The eleventh of fourteen legs of the Transsyberia Rally led the participants through the northern edge of the Gobi desert. In the afternoon, 31 of the 33 teams to start reached the camp in the Mongolian town of Altai after the 320 kilometre leg. Both the Australian and Colombian Porsche teams have retired from the event. Their Cayenne S Transsyberia were badly damaged in accidents during yesterday’s eleventh leg. The pilots and co-drivers escaped with a scare and minor contusions.
Leading the field in the overall classification are the British offroad specialists Simon Garnham and Matt Garnham driving a Toyota Landcruiser. Just four minutes behind ranking second is Dr. Erik Brandenburg from Hamburg co-driven by Stefan Preuß in a replica of a Porsche Carrera Safari. “I’m optimistic that our car can last the distance to Ulan Batar,” said Dr. Brandenburg. “I built the replica myself from the body of a 1975 car. With the virtually indestructible 3.2-litre engine delivering 265 hp and with a weight of just 1065 kilograms every metre in this car is pure fun.”

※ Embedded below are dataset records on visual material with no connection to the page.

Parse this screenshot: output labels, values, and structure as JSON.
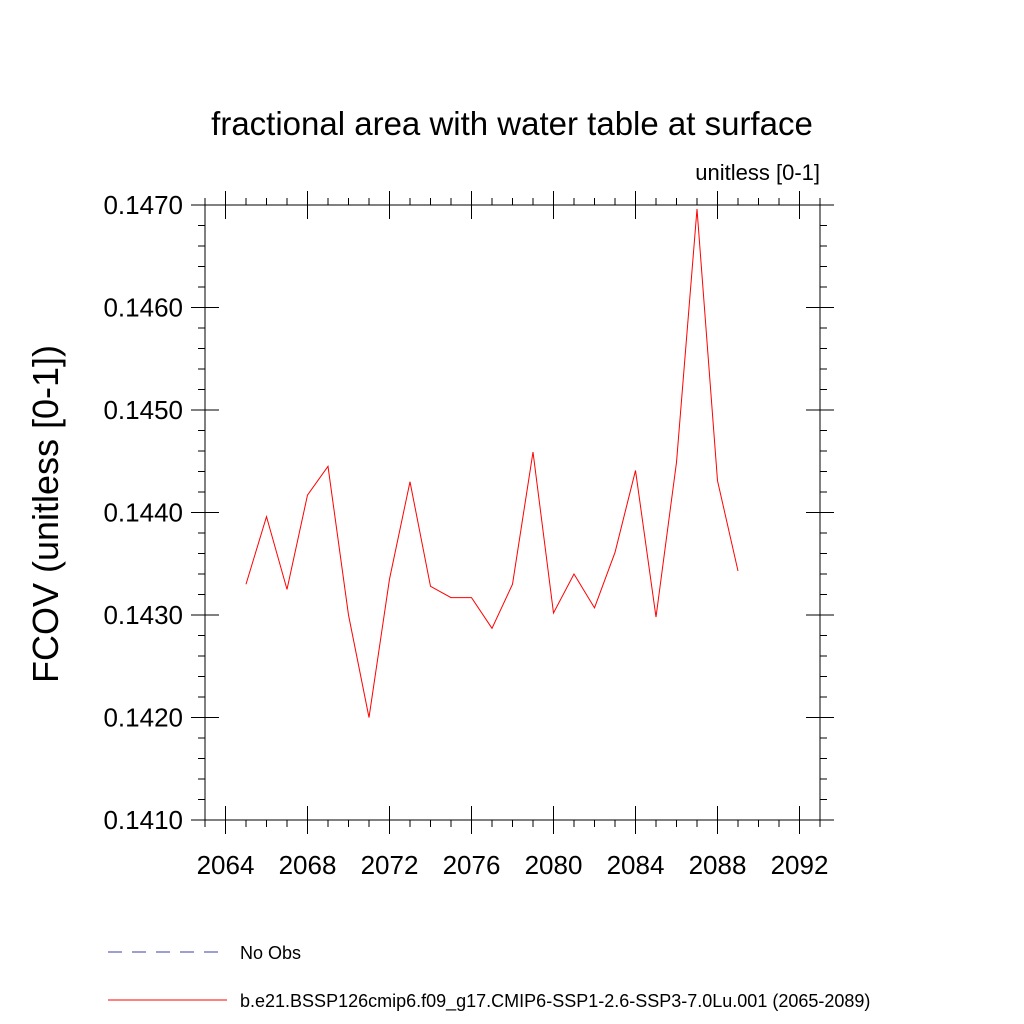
{
  "chart_data": {
    "type": "line",
    "title": "fractional area with water table at surface",
    "units_label": "unitless [0-1]",
    "xlabel": "",
    "ylabel": "FCOV  (unitless [0-1])",
    "xlim": [
      2063,
      2093
    ],
    "ylim": [
      0.141,
      0.147
    ],
    "x_ticks": [
      "2064",
      "2068",
      "2072",
      "2076",
      "2080",
      "2084",
      "2088",
      "2092"
    ],
    "y_ticks": [
      "0.1410",
      "0.1420",
      "0.1430",
      "0.1440",
      "0.1450",
      "0.1460",
      "0.1470"
    ],
    "grid": false,
    "legend_position": "bottom",
    "series": [
      {
        "name": "No Obs",
        "color": "#3c3ca0",
        "style": "dashed",
        "x": [],
        "values": []
      },
      {
        "name": "b.e21.BSSP126cmip6.f09_g17.CMIP6-SSP1-2.6-SSP3-7.0Lu.001 (2065-2089)",
        "color": "#ff0000",
        "style": "solid",
        "x": [
          2065,
          2066,
          2067,
          2068,
          2069,
          2070,
          2071,
          2072,
          2073,
          2074,
          2075,
          2076,
          2077,
          2078,
          2079,
          2080,
          2081,
          2082,
          2083,
          2084,
          2085,
          2086,
          2087,
          2088,
          2089
        ],
        "values": [
          0.1433,
          0.14396,
          0.14325,
          0.14417,
          0.14445,
          0.143,
          0.142,
          0.14335,
          0.1443,
          0.14328,
          0.14317,
          0.14317,
          0.14287,
          0.1433,
          0.14459,
          0.14302,
          0.1434,
          0.14307,
          0.14361,
          0.14441,
          0.14298,
          0.14449,
          0.14696,
          0.14431,
          0.14343
        ]
      }
    ]
  }
}
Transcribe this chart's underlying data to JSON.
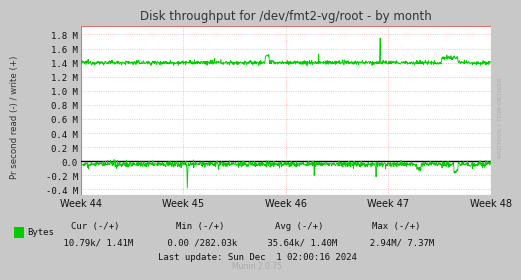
{
  "title": "Disk throughput for /dev/fmt2-vg/root - by month",
  "ylabel": "Pr second read (-) / write (+)",
  "yticks": [
    -0.4,
    -0.2,
    0.0,
    0.2,
    0.4,
    0.6,
    0.8,
    1.0,
    1.2,
    1.4,
    1.6,
    1.8
  ],
  "ytick_labels": [
    "-0.4 M",
    "-0.2 M",
    "0.0",
    "0.2 M",
    "0.4 M",
    "0.6 M",
    "0.8 M",
    "1.0 M",
    "1.2 M",
    "1.4 M",
    "1.6 M",
    "1.8 M"
  ],
  "ylim": [
    -0.48,
    1.92
  ],
  "xtick_labels": [
    "Week 44",
    "Week 45",
    "Week 46",
    "Week 47",
    "Week 48"
  ],
  "bg_color": "#c8c8c8",
  "plot_bg_color": "#ffffff",
  "grid_color": "#e07070",
  "grid_color_dot": "#ffaaaa",
  "line_color": "#00cc00",
  "zero_line_color": "#000000",
  "legend_color": "#00cc00",
  "cur_neg": "10.79k",
  "cur_pos": "1.41M",
  "min_neg": "0.00",
  "min_pos": "282.03k",
  "avg_neg": "35.64k",
  "avg_pos": "1.40M",
  "max_neg": "2.94M",
  "max_pos": "7.37M",
  "last_update": "Last update: Sun Dec  1 02:00:16 2024",
  "munin_version": "Munin 2.0.75",
  "rrdtool_label": "RRDTOOL / TOBI OETIKER",
  "n_points": 1200
}
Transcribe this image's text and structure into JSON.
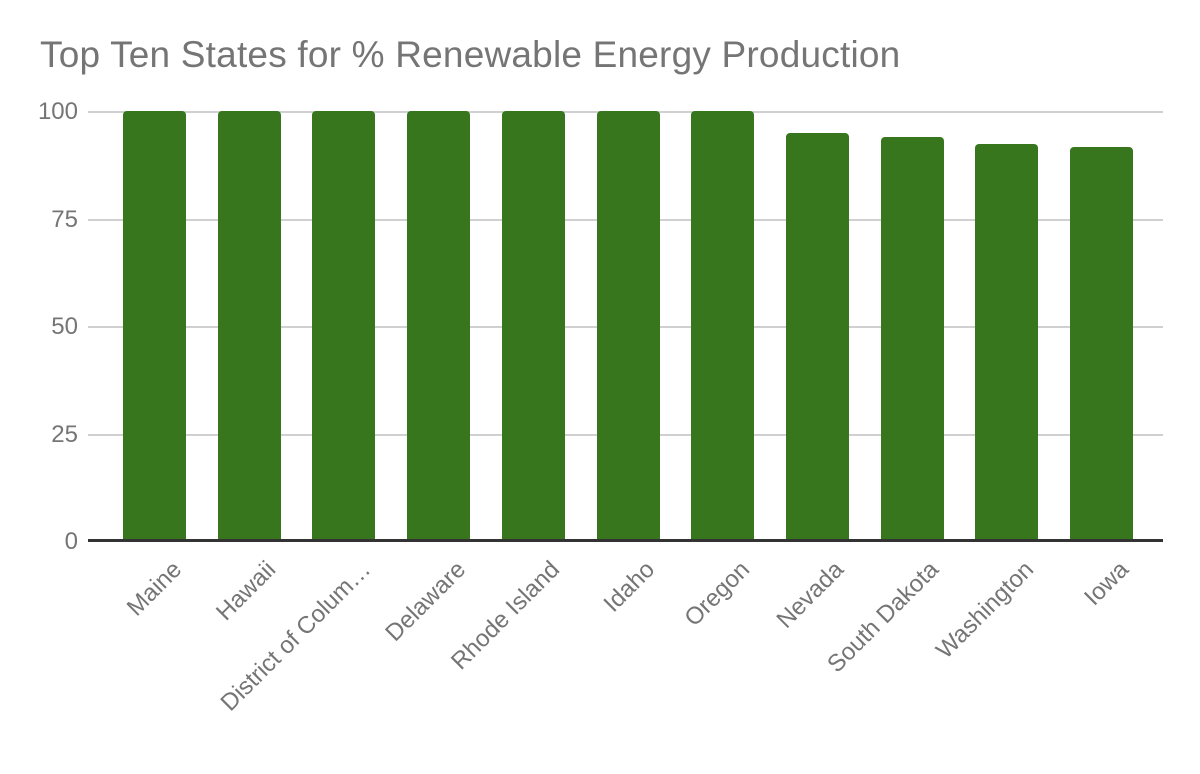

The best Porsche Cayenne S Transsyberia currently ranks third, with a 13 minute gap to the leader. The American duo Rod Millen and Richard Kelsey still have victory firmly in their sights. “If the route is flowing and is not too rocky we can pick up our pace. At the moment I’m trying to toe-tip my way around every stone to avoid getting punctures. The Cayenne S Transsyberia is well suited for a rally like this. Unfortunately, the tyres are the only weak point,” said Millen.
The twelfth leg of the Transsyberia Rally on Wednesday leads over 518 kilometres from Altai to Bayankhor.